Metropolitan News-Enterprise

 

Thursday, December 27, 2001

 

Page 1

 

CJP Charges Fresno Judge With Questionable Financial Dealings

 

By KENNETH OFGANG, Staff Writer

 

A Fresno Superior Court judge has been charged with misconduct by the Commission on Judicial Performance in connection with his dealings with an investment promoter sentenced to federal prison, the commission said yesterday.

The charges against Judge James I. Aaron, 59, come more than a year after Kenneth L. Roper and two others were sentenced to federal prison by U.S. District Judge Oliver Wanger for masterminding what the judge called “a classic Ponzi scheme.” Wanger directed that transcripts of testimony regarding Aaron’s involvement be forwarded to the CJP.

Investors poured money into Westminster Financial Associates, saying they invested between $125,000 and $250,000 each for promised annual returns of up to 400 percent within 30 days. Aaron was not charged with a crime, but witnesses testified that he helped promote the scheme and received a $20,000 finder’s fee—which the commission says he kept.

Aaron cooperated with investigators, secretly recording his conversations with Roper.

Prestige of Office

In its notice of formal proceedings, made public yesterday, the commission said Aaron used the prestige of his office to promote Westminster despite knowing or having reason to know of the fraud. Among those solicited, the commission said, was David Mugridge, a Fresno lawyer who was appearing before Aaron on cases and was on the indigent criminal defense panel of the court.

Aaron should have disclosed that he solicited funds from Mugridge, or recused himself from the lawyer’s cases, the CJP said. The commission also accused Aaron of improperly asking Mugridge for a personal loan.

Once Mugridge began to suspect that the investment wasn’t legitimate, the commission alleged, Aaron falsely told him that the “Feds” were going to allow Westminster to “roll-over one time,” allowing Mugridge and other local investors to realize a profit. Aaron’s purpose, the commission said, was “to obstruct or delay the federal investigation.”

False Representations

Aaron similarly used false representations to discourage another investor from complaining to the authorities, the commission said, and spent so much time on the phone with Roper and his associates during work hours that it interfered with court business.

The judge’s attorney, Jerome Sapiro Jr. of San Francisco, said his client was a victim, not a promoter, and “made the mistake” of involving himself in order to help the investors, who included members of his church.

“The people made their own decisions” to invest, Sapiro said.

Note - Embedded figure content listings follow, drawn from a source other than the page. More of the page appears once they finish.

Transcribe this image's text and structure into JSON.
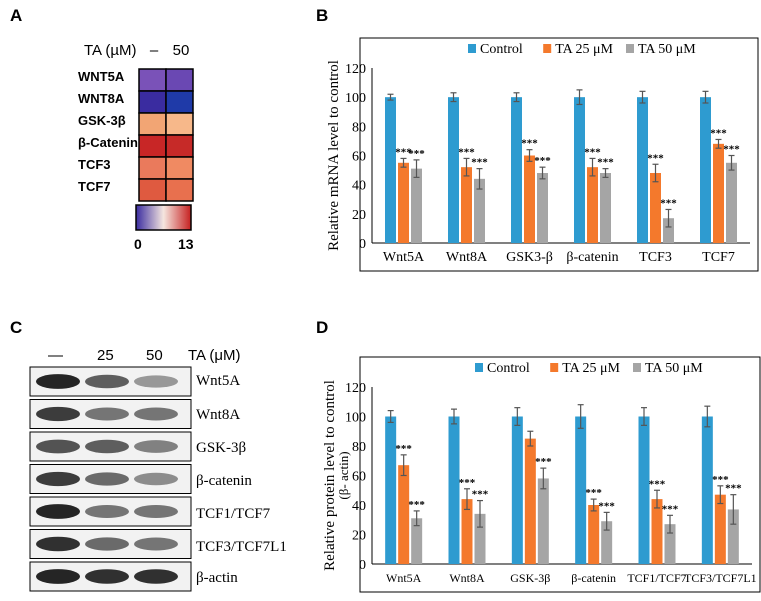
{
  "panels": {
    "a": "A",
    "b": "B",
    "c": "C",
    "d": "D"
  },
  "heatmap": {
    "header_label": "TA (µM)",
    "columns": [
      "–",
      "50"
    ],
    "rows": [
      "WNT5A",
      "WNT8A",
      "GSK-3β",
      "β-Catenin",
      "TCF3",
      "TCF7"
    ],
    "colors": [
      [
        "#7a52b8",
        "#6a48b3"
      ],
      [
        "#3a2ca0",
        "#1f3aa8"
      ],
      [
        "#f2a574",
        "#f7b88a"
      ],
      [
        "#c82626",
        "#c62a28"
      ],
      [
        "#ea7a5c",
        "#f08a62"
      ],
      [
        "#df5a40",
        "#e8704e"
      ]
    ],
    "scale_min": "0",
    "scale_max": "13",
    "scale_colors": [
      "#3a2ca0",
      "#f5e6df",
      "#c62020"
    ]
  },
  "blot": {
    "lanes": [
      "—",
      "25",
      "50"
    ],
    "treatment_label": "TA (μM)",
    "proteins": [
      "Wnt5A",
      "Wnt8A",
      "GSK-3β",
      "β-catenin",
      "TCF1/TCF7",
      "TCF3/TCF7L1",
      "β-actin"
    ]
  },
  "chart_data": [
    {
      "type": "bar",
      "panel": "B",
      "title": "",
      "xlabel": "",
      "ylabel": "Relative mRNA level to control",
      "ylim": [
        0,
        120
      ],
      "yticks": [
        0,
        20,
        40,
        60,
        80,
        100,
        120
      ],
      "categories": [
        "Wnt5A",
        "Wnt8A",
        "GSK3-β",
        "β-catenin",
        "TCF3",
        "TCF7"
      ],
      "series": [
        {
          "name": "Control",
          "color": "#2e9bd0",
          "values": [
            100,
            100,
            100,
            100,
            100,
            100
          ],
          "errors": [
            2,
            3,
            3,
            5,
            4,
            4
          ]
        },
        {
          "name": "TA 25 μM",
          "color": "#f4792c",
          "values": [
            55,
            52,
            60,
            52,
            48,
            68
          ],
          "errors": [
            3,
            6,
            4,
            6,
            6,
            3
          ]
        },
        {
          "name": "TA 50 μM",
          "color": "#a5a5a5",
          "values": [
            51,
            44,
            48,
            48,
            17,
            55
          ],
          "errors": [
            6,
            7,
            4,
            3,
            6,
            5
          ]
        }
      ],
      "annotations": [
        [
          "",
          "***",
          "***"
        ],
        [
          "",
          "***",
          "***"
        ],
        [
          "",
          "***",
          "***"
        ],
        [
          "",
          "***",
          "***"
        ],
        [
          "",
          "***",
          "***"
        ],
        [
          "",
          "***",
          "***"
        ]
      ]
    },
    {
      "type": "bar",
      "panel": "D",
      "title": "",
      "xlabel": "",
      "ylabel": "Relative protein level to control (β- actin)",
      "ylim": [
        0,
        120
      ],
      "yticks": [
        0,
        20,
        40,
        60,
        80,
        100,
        120
      ],
      "categories": [
        "Wnt5A",
        "Wnt8A",
        "GSK-3β",
        "β-catenin",
        "TCF1/TCF7",
        "TCF3/TCF7L1"
      ],
      "series": [
        {
          "name": "Control",
          "color": "#2e9bd0",
          "values": [
            100,
            100,
            100,
            100,
            100,
            100
          ],
          "errors": [
            4,
            5,
            6,
            8,
            6,
            7
          ]
        },
        {
          "name": "TA 25 μM",
          "color": "#f4792c",
          "values": [
            67,
            44,
            85,
            40,
            44,
            47
          ],
          "errors": [
            7,
            7,
            5,
            4,
            6,
            6
          ]
        },
        {
          "name": "TA 50 μM",
          "color": "#a5a5a5",
          "values": [
            31,
            34,
            58,
            29,
            27,
            37
          ],
          "errors": [
            5,
            9,
            7,
            6,
            6,
            10
          ]
        }
      ],
      "annotations": [
        [
          "",
          "***",
          "***"
        ],
        [
          "",
          "***",
          "***"
        ],
        [
          "",
          "",
          "***"
        ],
        [
          "",
          "***",
          "***"
        ],
        [
          "",
          "***",
          "***"
        ],
        [
          "",
          "***",
          "***"
        ]
      ]
    }
  ]
}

The attorney also accused Mugridge, who acted as attorney for the Fresno investors, of having exaggerated Aaron’s role. The judge “absolutely denies soliciting any loans” from Mugridge, Sapiro said.

The CJP also accused Aaron of having “consistently avoided” his financial obligations. The judge bounced checks, failed to pay personal property taxes on his boat and airplane, defaulted on a note secured by a second deed of trust just a month after he borrowed the money, and borrowed more than $30,000 from a local businessman without disclosing that he was in default on several loans and without paying any of it back despite promising to do so, the commission alleged.

He also bought a piano on credit, rescinded the purchase within 48 hours, but didn’t return the piano and didn’t pay the balance due until the day before a scheduled trial on the seller’s lawsuit, the commission said.

The commission also included in its notice one charge of non-financial-related misconduct. It claimed that on numerous occasions, while presiding over a drug court,  the judge remanded defendants to custody because he concluded, after a “smell test” of the person’s hair or an examination of the person’s eyes, that they were using drugs.

Aaron would then have the defendant handcuffed and held for a day or so before being released without formal booking or arrest, the CJP said.

Aaron is presently scheduled to leave the bench in January 2003, since he did not file for election to a fifth term on the bench. Sapiro said the judge’s decision not to run was based partly on the fact that he will have qualified for a maximum pension and partially on the negative media coverage surrounding Roper’s trial last year.

Aaron was elected to the Kingsburg-Riverdale Justice Court in 1978, just three years after going to work for the District Attorney’s Office.

 The jurist, who worked in business for a number of years before going into law practice, is a graduate of San Joaquin College of Law in Fresno. He became a municipal court judge when the justice courts in Fresno County were consolidated in 1994 and became a Fresno Superior Court judge when the county’s trial courts unified in 1998.